Although Minister of Transportation and Infrastructure Blair Lekstrom was in West Kelowna to primarily speak about the land swap issue on Tuesday, DWK council took advantage of the opportunity to ask him about other issues as well.
Mayor Doug Findlater told the minister that the town centre couplet is a major concern of the community.
“We basically have two highways, a block apart, running through a business district. It’s very difficult to do business in that area with trucks screaming by. In fact, it’s hard to stand on a sidewalk and have a conversation with someone else in that particular area,” said Findlater.
“We know we have to bring that area back; it’s something we’ve studied and looked at extensively.”
Findlater said that the conceptual proposal is to make Dobbin Road a four-lane highway.
“We would like to have a real engagement with the ministry in terms of the potential relocation of the couplet. We think there’s a corridor issue there as well. There may be ways to move traffic through that area more efficiently.”

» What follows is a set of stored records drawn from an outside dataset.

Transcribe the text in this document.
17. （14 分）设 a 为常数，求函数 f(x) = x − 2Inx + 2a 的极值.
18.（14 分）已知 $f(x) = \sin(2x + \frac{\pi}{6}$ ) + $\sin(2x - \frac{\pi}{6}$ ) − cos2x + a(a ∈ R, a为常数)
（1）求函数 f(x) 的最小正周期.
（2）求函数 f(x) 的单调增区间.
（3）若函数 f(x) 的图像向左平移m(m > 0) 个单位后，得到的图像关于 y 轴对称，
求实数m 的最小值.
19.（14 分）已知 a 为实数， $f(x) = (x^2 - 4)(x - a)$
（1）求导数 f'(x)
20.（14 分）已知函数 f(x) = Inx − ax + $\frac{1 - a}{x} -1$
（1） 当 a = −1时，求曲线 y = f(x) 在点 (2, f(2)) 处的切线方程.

Lekstrom said that the ministry is committed to working with the DWK to help resolve the couplet issue.
“I think a lot of discussion has to go on to find out what’s going to work for both the Province and yourselves, but there has been some discussion already on that issue: The recognition is there,” said Lekstrom.
Coun. Bryden Winsby reiterated the importance of getting the ball rolling on the couplet plan.
“As you’re probably aware, the couplet itself is fundamental to whatever the community decides to do with the revitalization of our downtown area,” said Winsby.
Winsby requested that the transportation minister give the district a firm time frame so that council could begin to move towards something more concrete.
Lekstrom said that he can commit staff resources to help with the planning process; however, he is not willing to guarantee that the ministry will have the money to spend three or four years down the road.
Findlater also brought up problems that have been caused since the collapse of a retaining wall at the Westside Road interchange.
He said many of the complaints have been about the diversion of traffic. Findlater also suggested putting up a temporary set of traffic lights at Nancee Way.
“It was an unfortunate failure; there’s not a lot I can add to that. It cost a tremendous amount of inconvenience,” said Lekstrom.
“The light issue is one that they have looked at. At this point, it doesn’t seem to be in the cards.”
Coun. Carol Zanon told Lekstrom that she was concerned about the safety of the flaggers at Nancee Way.
“I sure as heck wouldn’t want their job when I come by there and they have to step out into the traffic. I don’t want to see one person hurt with this,” said Zanon.
She mentioned that, if the repairs take longer than anticipated, traffic lights might be a safer option for not only flaggers, but the travelling public as well.
“If there is something that changes substantially, we would entertain that,” said Lekstrom.
“We have the best trained flaggers in the country, if not North America. The do a very professional job. We’ve got to always encourage our drivers to take that extra care.”